Kaleb looked shocked at her assumption. He laughed it off, and took it as a compliment rather than the insult he usually would take it as due to his belief as such guys being complete fruitcakes and pansies.
Kaleb Shadix; “I’m a professional wrestler.”
Lacey was flabbergasted, impressed, and excited all at once.
Lacey; “Really!? Oh my God, wow! You must have an incredible body.”
Kaleb merely shrugged his shoulders. He knew he was in shape, but continually bragging about it like a lot of men do would only seem homosexual to him. Lacey suddenly placed a hand over his stomach and felt the abdominal muscles of his under his white POW t-shirt.
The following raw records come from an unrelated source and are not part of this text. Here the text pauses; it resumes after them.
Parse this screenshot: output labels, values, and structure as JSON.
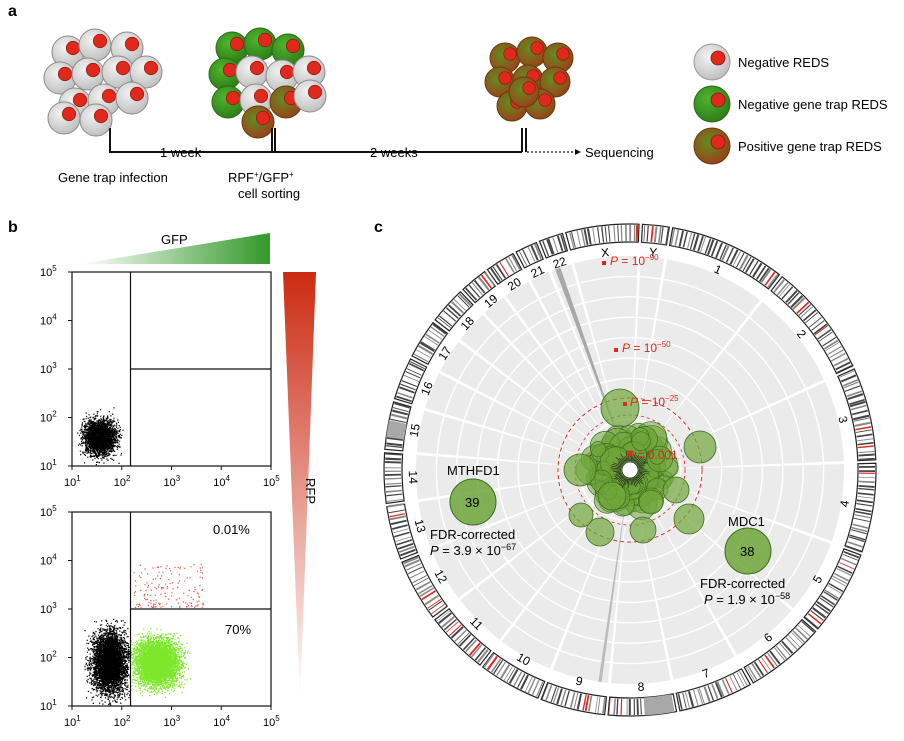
{
  "panel_a": {
    "letter": "a",
    "steps": [
      "Gene trap infection",
      "1 week",
      "RPF",
      "+",
      "/GFP",
      "+",
      "cell sorting",
      "2 weeks",
      "Sequencing"
    ],
    "legend": [
      "Negative REDS",
      "Negative gene trap REDS",
      "Positive gene trap REDS"
    ],
    "colors": {
      "negative_cell": "#d9d9d9",
      "nucleus": "#e0281c",
      "green_cell": "#3f9a22",
      "positive_cell": "#8a5a1c"
    }
  },
  "panel_b": {
    "letter": "b",
    "gfp_label": "GFP",
    "rfp_label": "RFP",
    "x_ticks": [
      "10",
      "10",
      "10",
      "10",
      "10"
    ],
    "x_exp": [
      "1",
      "2",
      "3",
      "4",
      "5"
    ],
    "y_ticks": [
      "10",
      "10",
      "10",
      "10",
      "10"
    ],
    "y_exp": [
      "1",
      "2",
      "3",
      "4",
      "5"
    ],
    "top_plot": {
      "gate_x": 150,
      "gate_y": 1000
    },
    "bottom_plot": {
      "gate_x": 150,
      "gate_y": 1000,
      "upper_right_pct": "0.01%",
      "lower_right_pct": "70%"
    },
    "colors": {
      "gfp": "#33992a",
      "rfp": "#cc2a12",
      "events": "#000000",
      "green_events": "#7de82a",
      "red_events": "#e05a4a"
    }
  },
  "panel_c": {
    "letter": "c",
    "chromosomes": [
      "1",
      "2",
      "3",
      "4",
      "5",
      "6",
      "7",
      "8",
      "9",
      "10",
      "11",
      "12",
      "13",
      "14",
      "15",
      "16",
      "17",
      "18",
      "19",
      "20",
      "21",
      "22",
      "X",
      "Y"
    ],
    "p_labels": [
      {
        "base": "P = 10",
        "exp": "−90"
      },
      {
        "base": "P = 10",
        "exp": "−50"
      },
      {
        "base": "P = 10",
        "exp": "−25"
      },
      {
        "base": "P = 0.001",
        "exp": ""
      }
    ],
    "hits": [
      {
        "gene": "MTHFD1",
        "count": "39",
        "fdr_label": "FDR-corrected",
        "p_base": "P = 3.9 × 10",
        "p_exp": "−67"
      },
      {
        "gene": "MDC1",
        "count": "38",
        "fdr_label": "FDR-corrected",
        "p_base": "P = 1.9 × 10",
        "p_exp": "−58"
      }
    ],
    "colors": {
      "bubble": "#6fa63a",
      "threshold": "#e0281c",
      "background": "#ebebeb"
    }
  }
}
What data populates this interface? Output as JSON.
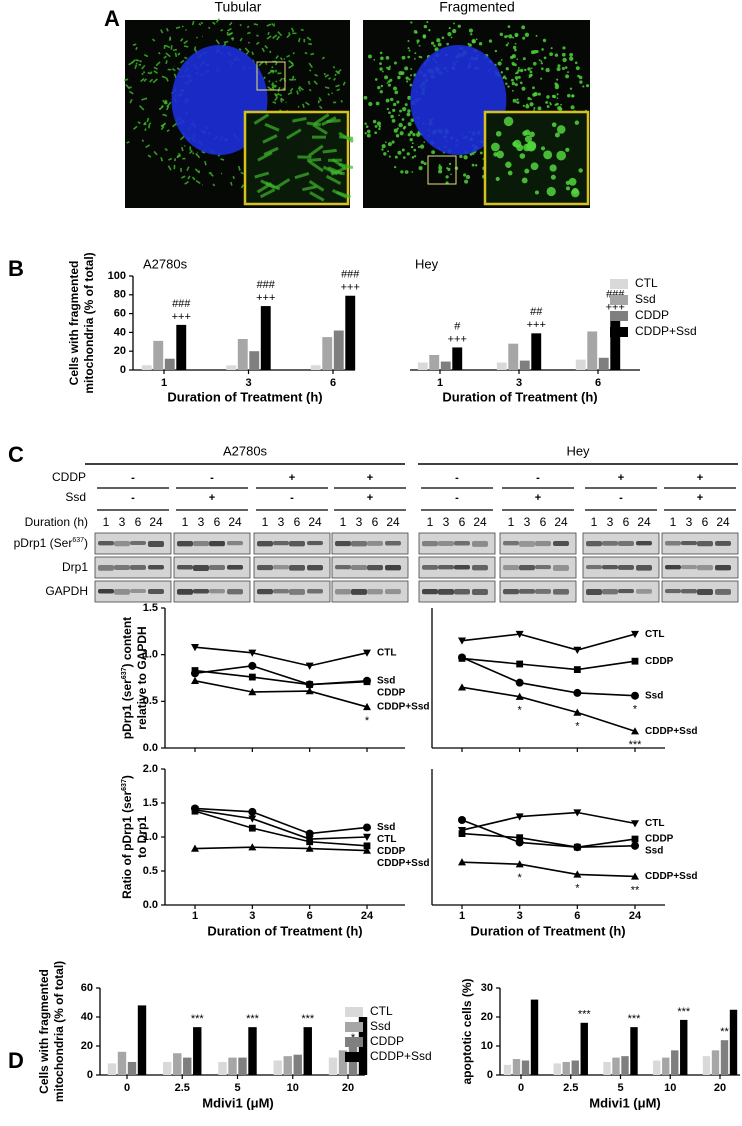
{
  "panel_labels": [
    "A",
    "B",
    "C",
    "D"
  ],
  "panel_a": {
    "images": [
      {
        "title": "Tubular"
      },
      {
        "title": "Fragmented"
      }
    ]
  },
  "panel_c": {
    "cell_lines": [
      "A2780s",
      "Hey"
    ],
    "conditions": [
      {
        "name": "CDDP",
        "signs": [
          "-",
          "-",
          "+",
          "+"
        ]
      },
      {
        "name": "Ssd",
        "signs": [
          "-",
          "+",
          "-",
          "+"
        ]
      }
    ],
    "duration": {
      "name": "Duration (h)",
      "times": [
        "1",
        "3",
        "6",
        "24"
      ]
    },
    "blots": [
      [
        "pDrp1 (Ser",
        "637",
        ")"
      ],
      [
        "Drp1"
      ],
      [
        "GAPDH"
      ]
    ]
  },
  "chart_data": [
    {
      "type": "bar",
      "subtitle": "A2780s",
      "ylabel": [
        [
          "Cells with fragmented"
        ],
        [
          "mitochondria (% of total)"
        ]
      ],
      "xlabel": "Duration of Treatment (h)",
      "categories": [
        "1",
        "3",
        "6"
      ],
      "series": [
        {
          "name": "CTL",
          "color": "#d9d9d9",
          "values": [
            5,
            5,
            5
          ]
        },
        {
          "name": "Ssd",
          "color": "#a6a6a6",
          "values": [
            31,
            33,
            35
          ]
        },
        {
          "name": "CDDP",
          "color": "#7f7f7f",
          "values": [
            12,
            20,
            42
          ]
        },
        {
          "name": "CDDP+Ssd",
          "color": "#000000",
          "values": [
            48,
            68,
            79
          ]
        }
      ],
      "ylim": [
        0,
        100
      ],
      "yticks": [
        0,
        20,
        40,
        60,
        80,
        100
      ],
      "annotations": [
        {
          "x": "1",
          "series": "CDDP+Ssd",
          "text": "###"
        },
        {
          "x": "1",
          "series": "CDDP+Ssd",
          "text": "+++"
        },
        {
          "x": "3",
          "series": "CDDP+Ssd",
          "text": "###"
        },
        {
          "x": "3",
          "series": "CDDP+Ssd",
          "text": "+++"
        },
        {
          "x": "6",
          "series": "CDDP+Ssd",
          "text": "###"
        },
        {
          "x": "6",
          "series": "CDDP+Ssd",
          "text": "+++"
        }
      ]
    },
    {
      "type": "bar",
      "subtitle": "Hey",
      "xlabel": "Duration of Treatment (h)",
      "categories": [
        "1",
        "3",
        "6"
      ],
      "series": [
        {
          "name": "CTL",
          "color": "#d9d9d9",
          "values": [
            8,
            8,
            11
          ]
        },
        {
          "name": "Ssd",
          "color": "#a6a6a6",
          "values": [
            16,
            28,
            41
          ]
        },
        {
          "name": "CDDP",
          "color": "#7f7f7f",
          "values": [
            9,
            10,
            13
          ]
        },
        {
          "name": "CDDP+Ssd",
          "color": "#000000",
          "values": [
            24,
            39,
            58
          ]
        }
      ],
      "ylim": [
        0,
        100
      ],
      "legend": "right",
      "annotations": [
        {
          "x": "1",
          "series": "CDDP+Ssd",
          "text": "#"
        },
        {
          "x": "1",
          "series": "CDDP+Ssd",
          "text": "+++"
        },
        {
          "x": "3",
          "series": "CDDP+Ssd",
          "text": "##"
        },
        {
          "x": "3",
          "series": "CDDP+Ssd",
          "text": "+++"
        },
        {
          "x": "6",
          "series": "CDDP+Ssd",
          "text": "###"
        },
        {
          "x": "6",
          "series": "CDDP+Ssd",
          "text": "+++"
        }
      ]
    },
    {
      "type": "line",
      "ylabel": [
        [
          "pDrp1 (ser",
          "637",
          ") content"
        ],
        [
          "relative to GAPDH"
        ]
      ],
      "series": [
        {
          "name": "CTL",
          "marker": "v",
          "color": "#000000",
          "values": [
            1.08,
            1.02,
            0.88,
            1.02
          ]
        },
        {
          "name": "Ssd",
          "marker": "o",
          "color": "#000000",
          "values": [
            0.8,
            0.88,
            0.68,
            0.72
          ]
        },
        {
          "name": "CDDP",
          "marker": "s",
          "color": "#000000",
          "values": [
            0.83,
            0.76,
            0.68,
            0.71
          ]
        },
        {
          "name": "CDDP+Ssd",
          "marker": "^",
          "color": "#000000",
          "values": [
            0.72,
            0.6,
            0.61,
            0.44
          ]
        }
      ],
      "ylim": [
        0,
        1.5
      ],
      "yticks": [
        {
          "value": 0,
          "label": "0.0"
        },
        0.5,
        {
          "value": 1,
          "label": "1.0"
        },
        1.5
      ],
      "annotations": [
        {
          "x": 3,
          "series": "CDDP+Ssd",
          "text": "*"
        }
      ]
    },
    {
      "type": "line",
      "series": [
        {
          "name": "CTL",
          "marker": "v",
          "color": "#000000",
          "values": [
            1.15,
            1.22,
            1.05,
            1.22
          ]
        },
        {
          "name": "CDDP",
          "marker": "s",
          "color": "#000000",
          "values": [
            0.96,
            0.9,
            0.84,
            0.93
          ]
        },
        {
          "name": "Ssd",
          "marker": "o",
          "color": "#000000",
          "values": [
            0.97,
            0.7,
            0.59,
            0.56
          ]
        },
        {
          "name": "CDDP+Ssd",
          "marker": "^",
          "color": "#000000",
          "values": [
            0.65,
            0.55,
            0.38,
            0.18
          ]
        }
      ],
      "ylim": [
        0,
        1.5
      ],
      "annotations": [
        {
          "x": 1,
          "series": "CDDP+Ssd",
          "text": "*"
        },
        {
          "x": 2,
          "series": "CDDP+Ssd",
          "text": "*"
        },
        {
          "x": 3,
          "series": "Ssd",
          "text": "*"
        },
        {
          "x": 3,
          "series": "CDDP+Ssd",
          "text": "***"
        }
      ]
    },
    {
      "type": "line",
      "ylabel": [
        [
          "Ratio of pDrp1 (ser",
          "637",
          ")"
        ],
        [
          "to Drp1"
        ]
      ],
      "xlabel": "Duration of Treatment (h)",
      "categories": [
        "1",
        "3",
        "6",
        "24"
      ],
      "series": [
        {
          "name": "Ssd",
          "marker": "o",
          "color": "#000000",
          "values": [
            1.42,
            1.37,
            1.05,
            1.14
          ]
        },
        {
          "name": "CTL",
          "marker": "v",
          "color": "#000000",
          "values": [
            1.4,
            1.27,
            0.97,
            1.0
          ]
        },
        {
          "name": "CDDP",
          "marker": "s",
          "color": "#000000",
          "values": [
            1.38,
            1.13,
            0.93,
            0.87
          ]
        },
        {
          "name": "CDDP+Ssd",
          "marker": "^",
          "color": "#000000",
          "values": [
            0.83,
            0.85,
            0.83,
            0.8
          ]
        }
      ],
      "ylim": [
        0,
        2
      ],
      "yticks": [
        {
          "value": 0,
          "label": "0.0"
        },
        0.5,
        {
          "value": 1,
          "label": "1.0"
        },
        1.5,
        {
          "value": 2,
          "label": "2.0"
        }
      ]
    },
    {
      "type": "line",
      "xlabel": "Duration of Treatment (h)",
      "categories": [
        "1",
        "3",
        "6",
        "24"
      ],
      "series": [
        {
          "name": "CTL",
          "marker": "v",
          "color": "#000000",
          "values": [
            1.1,
            1.3,
            1.36,
            1.2
          ]
        },
        {
          "name": "CDDP",
          "marker": "s",
          "color": "#000000",
          "values": [
            1.05,
            0.99,
            0.85,
            0.97
          ]
        },
        {
          "name": "Ssd",
          "marker": "o",
          "color": "#000000",
          "values": [
            1.25,
            0.92,
            0.85,
            0.87
          ]
        },
        {
          "name": "CDDP+Ssd",
          "marker": "^",
          "color": "#000000",
          "values": [
            0.63,
            0.6,
            0.45,
            0.42
          ]
        }
      ],
      "ylim": [
        0,
        2
      ],
      "annotations": [
        {
          "x": 1,
          "series": "CDDP+Ssd",
          "text": "*"
        },
        {
          "x": 2,
          "series": "CDDP+Ssd",
          "text": "*"
        },
        {
          "x": 3,
          "series": "CDDP+Ssd",
          "text": "**"
        }
      ]
    },
    {
      "type": "bar",
      "ylabel": [
        [
          "Cells with fragmented"
        ],
        [
          "mitochondria (% of total)"
        ]
      ],
      "xlabel": "Mdivi1 (μM)",
      "categories": [
        "0",
        "2.5",
        "5",
        "10",
        "20"
      ],
      "series": [
        {
          "name": "CTL",
          "color": "#d9d9d9",
          "values": [
            8,
            9,
            9,
            10,
            12
          ]
        },
        {
          "name": "Ssd",
          "color": "#a6a6a6",
          "values": [
            16,
            15,
            12,
            13,
            17
          ]
        },
        {
          "name": "CDDP",
          "color": "#7f7f7f",
          "values": [
            9,
            12,
            12,
            14,
            20
          ]
        },
        {
          "name": "CDDP+Ssd",
          "color": "#000000",
          "values": [
            48,
            33,
            33,
            33,
            40
          ]
        }
      ],
      "ylim": [
        0,
        60
      ],
      "yticks": [
        0,
        20,
        40,
        60
      ],
      "legend": "right",
      "annotations": [
        {
          "x": "2.5",
          "series": "CDDP+Ssd",
          "text": "***"
        },
        {
          "x": "5",
          "series": "CDDP+Ssd",
          "text": "***"
        },
        {
          "x": "10",
          "series": "CDDP+Ssd",
          "text": "***"
        },
        {
          "x": "20",
          "series": "CDDP",
          "text": "*"
        }
      ]
    },
    {
      "type": "bar",
      "ylabel": [
        [
          "apoptotic cells (%)"
        ]
      ],
      "xlabel": "Mdivi1 (μM)",
      "categories": [
        "0",
        "2.5",
        "5",
        "10",
        "20"
      ],
      "series": [
        {
          "name": "CTL",
          "color": "#d9d9d9",
          "values": [
            3.5,
            4,
            4.5,
            5,
            6.5
          ]
        },
        {
          "name": "Ssd",
          "color": "#a6a6a6",
          "values": [
            5.5,
            4.5,
            6,
            6,
            8.5
          ]
        },
        {
          "name": "CDDP",
          "color": "#7f7f7f",
          "values": [
            5,
            5,
            6.5,
            8.5,
            12
          ]
        },
        {
          "name": "CDDP+Ssd",
          "color": "#000000",
          "values": [
            26,
            18,
            16.5,
            19,
            22.5
          ]
        }
      ],
      "ylim": [
        0,
        30
      ],
      "yticks": [
        0,
        10,
        20,
        30
      ],
      "annotations": [
        {
          "x": "2.5",
          "series": "CDDP+Ssd",
          "text": "***"
        },
        {
          "x": "5",
          "series": "CDDP+Ssd",
          "text": "***"
        },
        {
          "x": "10",
          "series": "CDDP+Ssd",
          "text": "***"
        },
        {
          "x": "20",
          "series": "CDDP",
          "text": "**"
        }
      ]
    }
  ]
}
She glanced into his eyes flirtatiously and bit her bottom lip.
Lacey; “I may have to take you up on that offer after all.”
The TV Champ looked confused for a moment.
Kaleb Shadix; “And what offer is that?”
Lacey; “You know…”
She placed her tongue to the side of her mouth and pushed out her cheek a bit, doing the same sexual innuendo that Kaleb previously did to her. With a large smirk, Kaleb suddenly rose from the bench and grabbed her hand. He nudged his head in a direction to go, and so she rose as well and started following Kaleb’s lead. She tossed her almost fully-smoked cigarette to the ground and stomped it out before continuing behind the man who will defend his belt against Nick Pickles in less than forty-eight hours. While viewing the two walking away into the distance to an area unspecified, the scene slowly began fading away to darkness.